LOCK OUT – TAG OUT HAZARDOUS ENERGY CONTROL PROGRAM TUTORIALS

Hazardous energy control is not optional these days. It is required by law for all employees who work on de-energized equipment where there is potential for injury if the equipment is unexpectedly re-energized. This is an extremely important part of the overall electrical safety program, not only because it is the law, but also because it is a key effective method toward ensuring that employees have the electrically safe work condition.

It is often called a lockout/tagout program. OSHA regulation 29 CFR 1910.333(b)(2) states: “While any employee is exposed to contact with parts of fixed electrical equipment or circuits which have been deenergized, the circuits energizing the parts shall be locked out or tagged out or both in accordance with the requirements of this paragraph.”
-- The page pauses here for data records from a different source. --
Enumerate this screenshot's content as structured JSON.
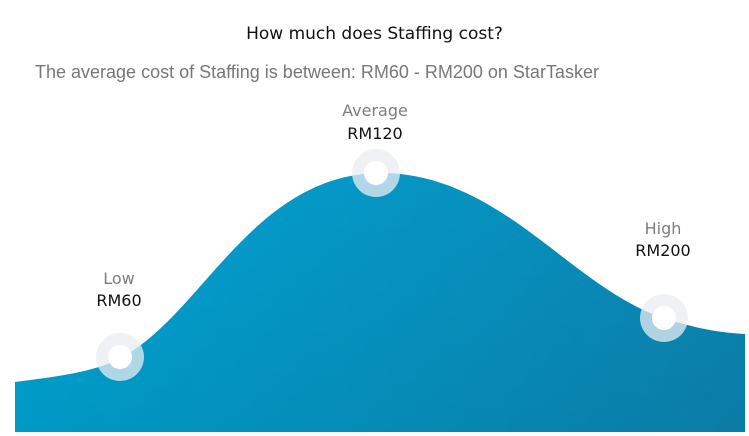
{
  "header": {
    "title": "How much does Staffing cost?",
    "subtitle": "The average cost of Staffing is between: RM60 - RM200 on StarTasker"
  },
  "colors": {
    "curve_start": "#00a6d6",
    "curve_end": "#0b86b4",
    "marker_ring": "#e9eef1",
    "marker_center": "#ffffff"
  },
  "chart_data": {
    "type": "area",
    "currency": "RM",
    "points": [
      {
        "name": "Low",
        "value": 60,
        "value_label": "RM60"
      },
      {
        "name": "Average",
        "value": 120,
        "value_label": "RM120"
      },
      {
        "name": "High",
        "value": 200,
        "value_label": "RM200"
      }
    ]
  }
}
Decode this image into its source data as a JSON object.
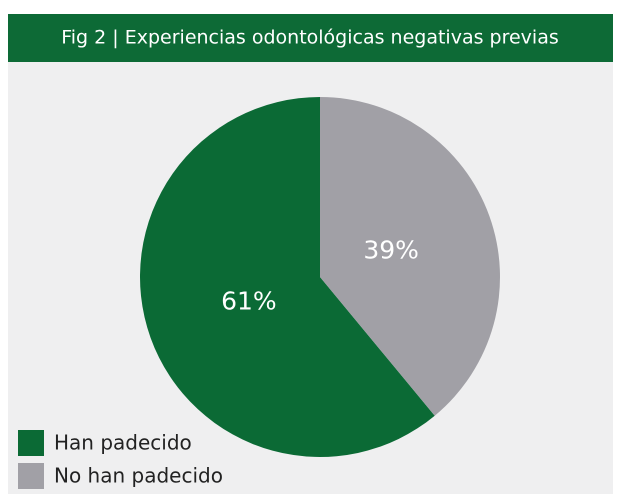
{
  "chart_data": {
    "type": "pie",
    "title": "Fig 2 | Experiencias odontológicas negativas previas",
    "categories": [
      "Han padecido",
      "No han padecido"
    ],
    "values": [
      61,
      39
    ],
    "value_labels": [
      "61%",
      "39%"
    ],
    "colors": [
      "#0b6a35",
      "#a1a0a6"
    ],
    "legend": "bottom-left"
  }
}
That paragraph covers the following subjects:
a) Establishment and maintenance of written procedures for lockout/tagout;
b) Establishment of safe procedures for de-energizing equipment;
c) Requirements for the use of locks and tags;
d) Verification of the de-energized condition;
e) Requirements before re-energizing the circuits.
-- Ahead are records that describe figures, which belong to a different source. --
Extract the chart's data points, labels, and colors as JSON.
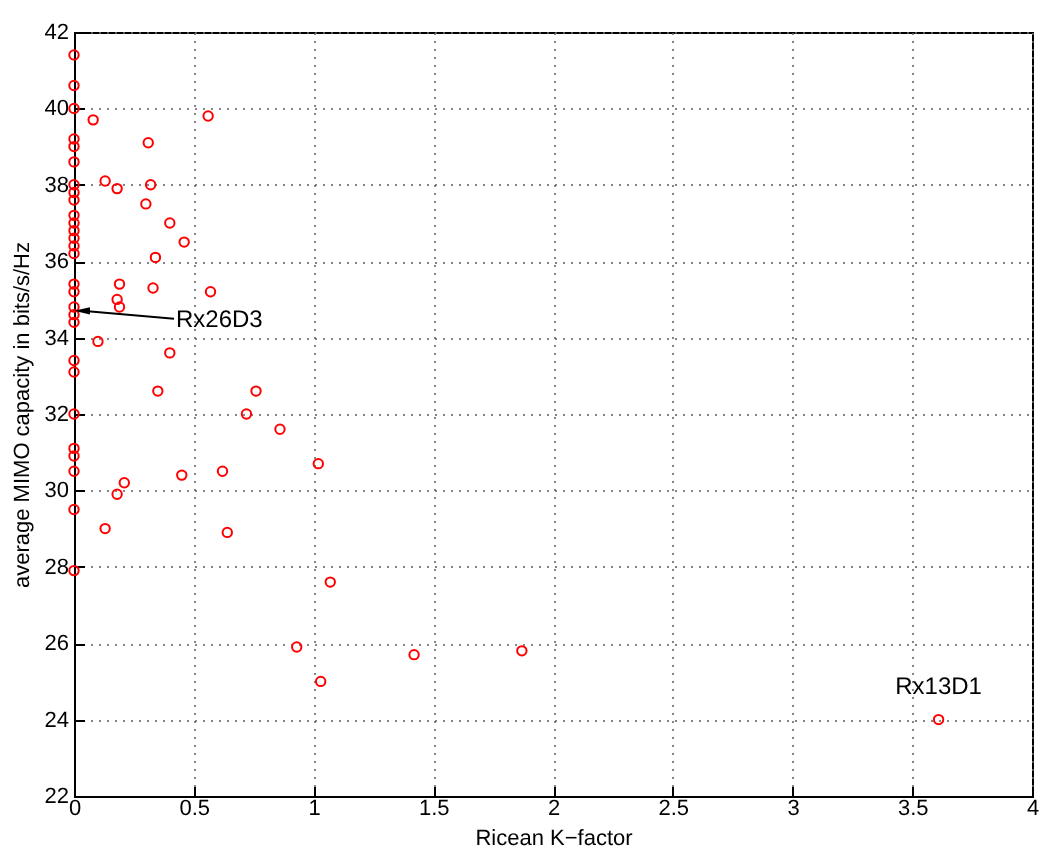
{
  "chart_data": {
    "type": "scatter",
    "xlabel": "Ricean K−factor",
    "ylabel": "average MIMO capacity in bits/s/Hz",
    "xlim": [
      0,
      4
    ],
    "xticks": [
      0,
      0.5,
      1,
      1.5,
      2,
      2.5,
      3,
      3.5,
      4
    ],
    "ylim": [
      22,
      42
    ],
    "yticks": [
      22,
      24,
      26,
      28,
      30,
      32,
      34,
      36,
      38,
      40,
      42
    ],
    "grid": true,
    "marker": "circle",
    "annotations": [
      {
        "text": "Rx26D3",
        "x": 0,
        "y": 34.7
      },
      {
        "text": "Rx13D1",
        "x": 3.61,
        "y": 24.0
      }
    ],
    "series": [
      {
        "color": "#ff0000",
        "x": [
          0,
          0,
          0,
          0,
          0,
          0,
          0,
          0,
          0,
          0,
          0,
          0,
          0,
          0,
          0,
          0,
          0,
          0,
          0,
          0,
          0,
          0,
          0,
          0,
          0,
          0,
          0,
          0,
          0.08,
          0.13,
          0.18,
          0.31,
          0.3,
          0.32,
          0.4,
          0.46,
          0.56,
          0.34,
          0.57,
          0.33,
          0.19,
          0.18,
          0.19,
          0.1,
          0.4,
          0.35,
          0.72,
          0.76,
          0.86,
          1.02,
          0.62,
          0.45,
          0.21,
          0.18,
          0.13,
          0.64,
          1.07,
          0.93,
          1.03,
          1.42,
          1.87,
          3.61
        ],
        "values": [
          41.4,
          40.6,
          40.0,
          39.2,
          39.0,
          38.6,
          38.0,
          37.8,
          37.6,
          37.2,
          37.0,
          36.8,
          36.6,
          36.4,
          36.2,
          35.4,
          35.2,
          34.8,
          34.6,
          34.4,
          33.4,
          33.1,
          32.0,
          31.1,
          30.9,
          30.5,
          29.5,
          27.9,
          39.7,
          38.1,
          37.9,
          39.1,
          37.5,
          38.0,
          37.0,
          36.5,
          39.8,
          36.1,
          35.2,
          35.3,
          35.4,
          35.0,
          34.8,
          33.9,
          33.6,
          32.6,
          32.0,
          32.6,
          31.6,
          30.7,
          30.5,
          30.4,
          30.2,
          29.9,
          29.0,
          28.9,
          27.6,
          25.9,
          25.0,
          25.7,
          25.8,
          24.0
        ]
      }
    ]
  }
}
This means that a hazardous energy control program shall be established to cover all employees whose jobs could possibly expose them to energized electrical conductors or circuit parts. Hazardous energy control of electrically operated equipment is important to nonelectrical workers also.

Consider the following examples:
-Two mechanics working on a crane runway were knocked 40 ft to the floor below when a control-circuit failure caused the crane to start unexpectedly.
- A pipe fitter was scalded when an operator depressed the “open” button on a motor operated valve.
- A two-man cleanup crew was buried in a storage silo when a conveyor was started accidentally.
- A hopper gate closed on the torso of a welder who was repairing the hopper lining.

All of these accidents have a common denominator. Although none involved electricians, nor electric shock or electrocution, all were electrically initiated. Furthermore, none would have occurred if proper electrical energy control procedures had been in effect.

A hazardous energy control procedure is a part of providing an electrically safe work condition for employees. This procedure is applicable to work on electrical equipment at all voltage levels, not just for higher voltage systems.

Hazardous energy control procedures, in the electrical business, are often referred to as lockout/tagout procedures. There are several existing documents in which lockout/tagout procedures are discussed in detail. ANSI Z244.1-1982 is a document that provides good guidance for establishing lockout/tagout procedures. ANSI Z244.1-1982 has a sample lockout/ tagout procedure in its appendix.

It is quite obvious that the U.S. federal government is serious about control of hazardous energy in the workplace. OSHA regulation 29 CFR 1910.147 covers hazardous energy control in general and includes all kinds of hazardous energy, not just electrical. This document also contains a sample of a minimal lockout/tagout procedure.

OSHA regulation 29 CFR 1910.333 is speciÞcally aimed at lockout/tagout for electrical work in general industry. OSHA regulation 29 CFR 1926.417 discusses lockout and tagging of circuits for the construction industry.

OSHA regulation 29 CFR 1910.269 discusses lockout/tagout requirements for power generation, transmission, and distribution type work. Lockout/tagout practices and devices, including training, retraining, equipment, and procedures, are discussed in NFPA 70E-1995, Part II, Chapter 5.